Por participar de uma rede de apoio em prol da prematuridade e dos bebês de risco, com parceiros que vivem a mesma causa que a minha e de tantas outras famílias – @prematurosbr@prematuridade.com@prematuros_pelo_mundo, @to_integrasense@draanapaulaalves@dra.alinemenezespediatra@mundoadaptado, entre outros -, a cada dia que passa, recebemos depoimentos de mães e pais, assintomáticos de qualquer infecção virótica, incluindo o coronavírus, que são impedidos de ter o contato com os seus filhos e entrar na UTI Neonatal onde estão.

Infelizmente, por mais que existam as diretrizes do Ministério da Saúde e da Organização Mundial da Saúde (OMS) para que as práticas do movimento da humanização em contextos hospitalares, incluindo o aleitamento materno, contato pele a pele, método canguru e todo o cuidado destinado ao prematuro e bebê de risco, continue centrado na família – mesmo com pais sintomáticos e em casa – ; não temos um protocolo único de medidas para a permanência dos pais de bebês que estão em uma UTI Neonatal em tempos de Covid-19.

O nosso país é muito grande e diverso e isso dificulta muito que tenhamos um protocolo único para todas as UTI’s Neonatais.

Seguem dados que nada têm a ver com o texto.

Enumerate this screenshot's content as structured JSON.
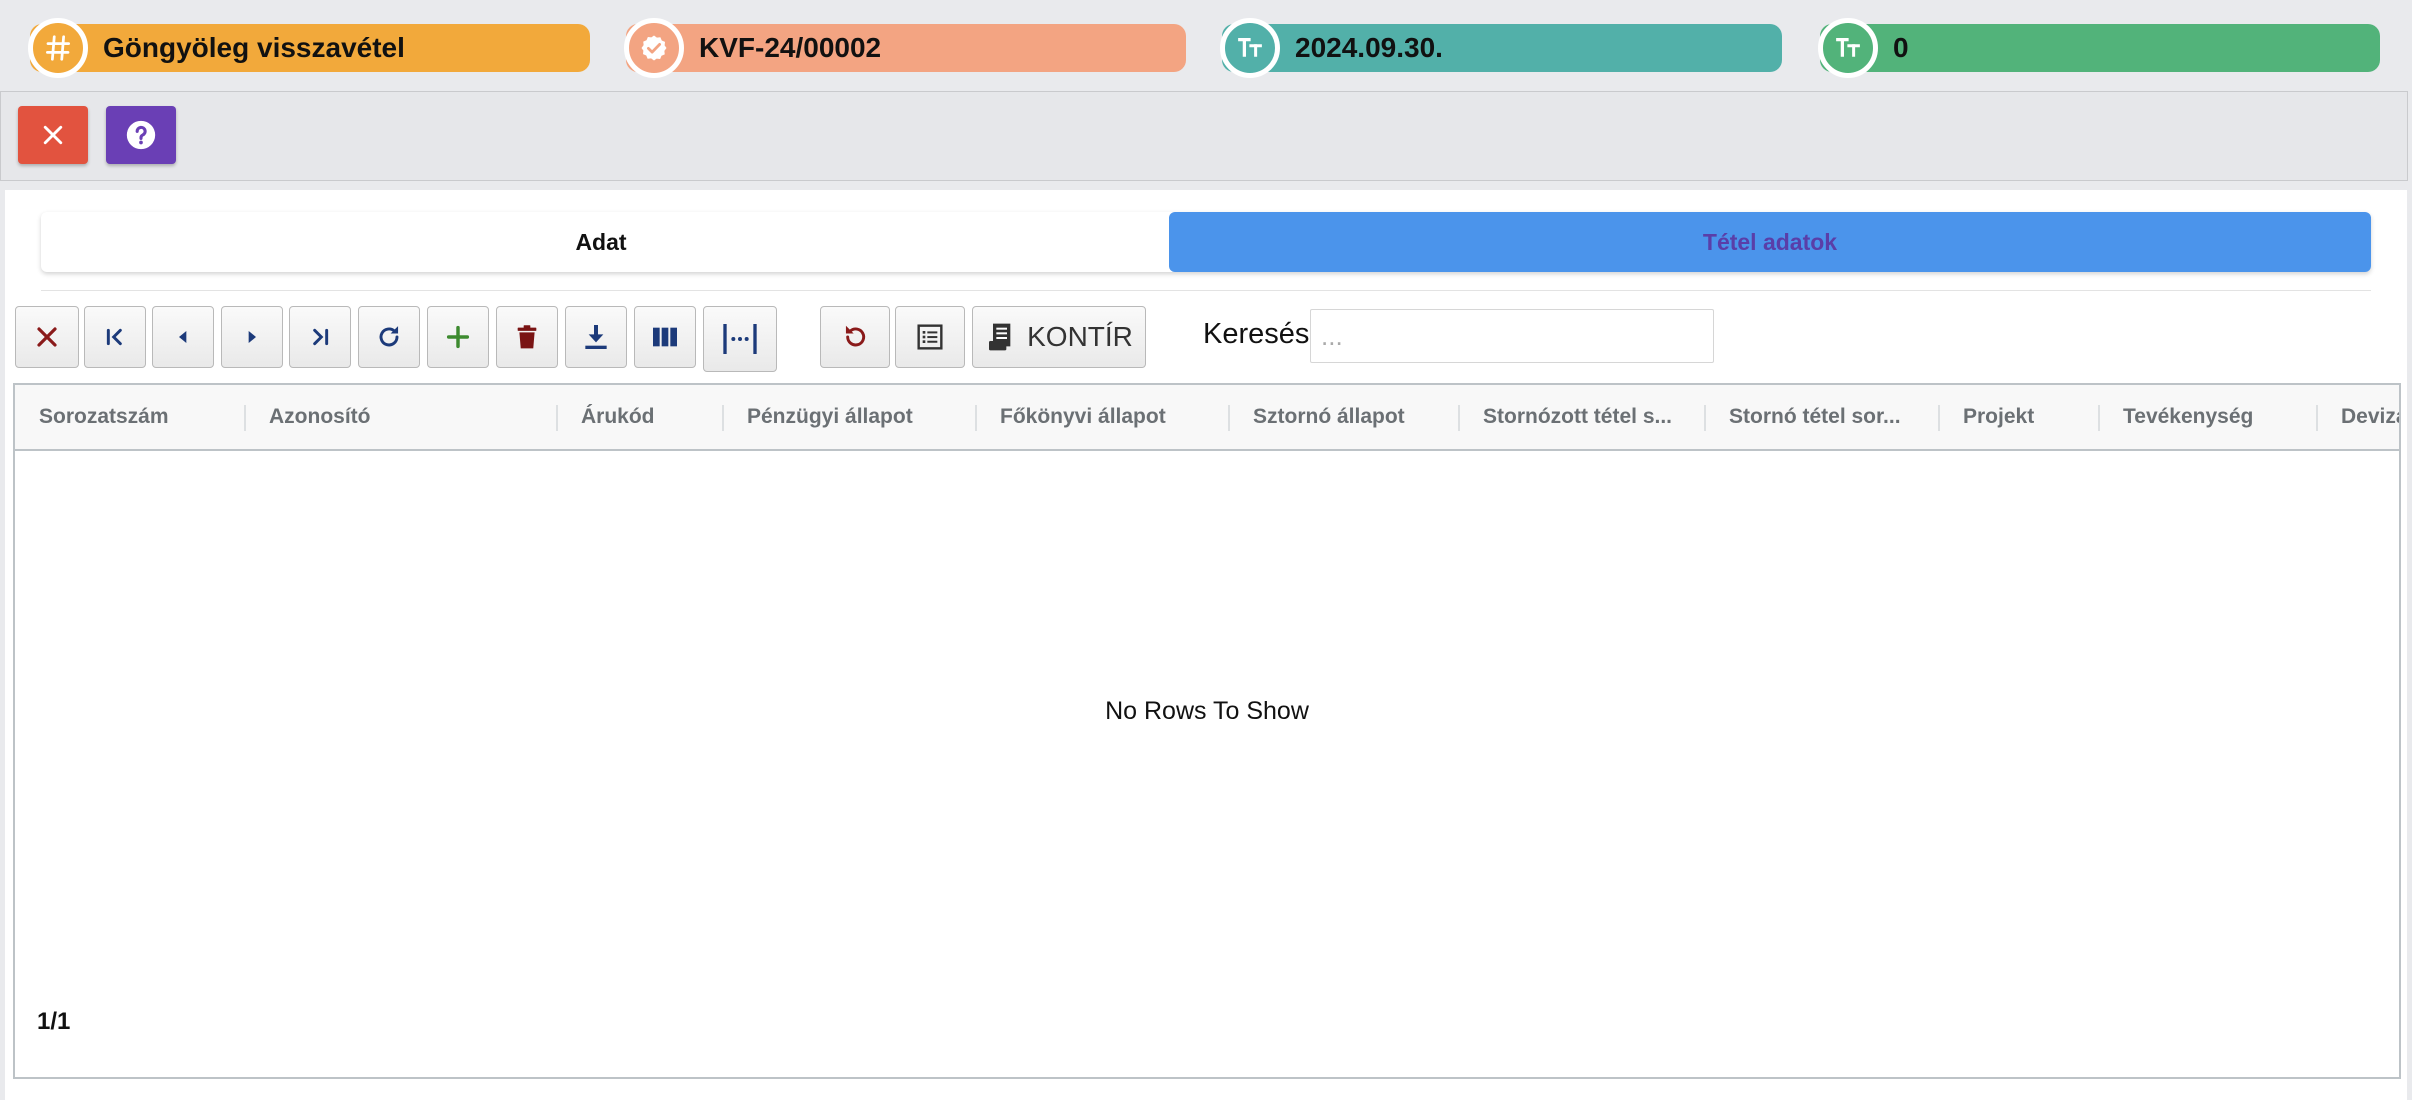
{
  "header": {
    "items": [
      {
        "icon": "hash-icon",
        "text": "Göngyöleg visszavétel",
        "color": "#f2a93b",
        "icon_color": "#f2a93b"
      },
      {
        "icon": "verified-badge-icon",
        "text": "KVF-24/00002",
        "color": "#f3a482",
        "icon_color": "#f3a482"
      },
      {
        "icon": "text-size-icon",
        "text": "2024.09.30.",
        "color": "#52b0a9",
        "icon_color": "#52b0a9"
      },
      {
        "icon": "text-size-icon",
        "text": "0",
        "color": "#52b37a",
        "icon_color": "#52b37a"
      }
    ]
  },
  "actions": {
    "close": {
      "icon": "close-icon",
      "color": "#e2533f"
    },
    "help": {
      "icon": "help-icon",
      "color": "#6a3fb5"
    }
  },
  "tabs": [
    {
      "label": "Adat",
      "active": false
    },
    {
      "label": "Tétel adatok",
      "active": true
    }
  ],
  "toolbar": {
    "buttons": [
      {
        "name": "cancel-button",
        "icon": "x-icon"
      },
      {
        "name": "first-record-button",
        "icon": "skip-first-icon"
      },
      {
        "name": "previous-record-button",
        "icon": "caret-left-icon"
      },
      {
        "name": "next-record-button",
        "icon": "caret-right-icon"
      },
      {
        "name": "last-record-button",
        "icon": "skip-last-icon"
      },
      {
        "name": "refresh-button",
        "icon": "refresh-icon"
      },
      {
        "name": "add-button",
        "icon": "plus-icon"
      },
      {
        "name": "delete-button",
        "icon": "trash-icon"
      },
      {
        "name": "download-button",
        "icon": "download-icon"
      },
      {
        "name": "columns-button",
        "icon": "columns-icon"
      },
      {
        "name": "fit-columns-button",
        "icon": "fit-width-icon"
      },
      {
        "name": "undo-button",
        "icon": "undo-icon"
      },
      {
        "name": "list-button",
        "icon": "list-icon"
      }
    ],
    "kontir_label": "KONTÍR",
    "search_label": "Keresés:",
    "search_placeholder": "..."
  },
  "grid": {
    "columns": [
      "Sorozatszám",
      "Azonosító",
      "Árukód",
      "Pénzügyi állapot",
      "Főkönyvi állapot",
      "Sztornó állapot",
      "Stornózott tétel s...",
      "Stornó tétel sor...",
      "Projekt",
      "Tevékenység",
      "Deviza"
    ],
    "rows": [],
    "empty_message": "No Rows To Show",
    "page_info": "1/1"
  }
}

A realidade da saúde brasileira é muito distinta entre os estados. Felizmente, hoje, existem pais que conseguem permanecer na maternidade e manter o contato direto com seus filhos, sem hora marcada ou restrição de tempo e, seguindo todas as recomendações de segurança e higiene que a OMS e o Ministério da Saúde preconizam.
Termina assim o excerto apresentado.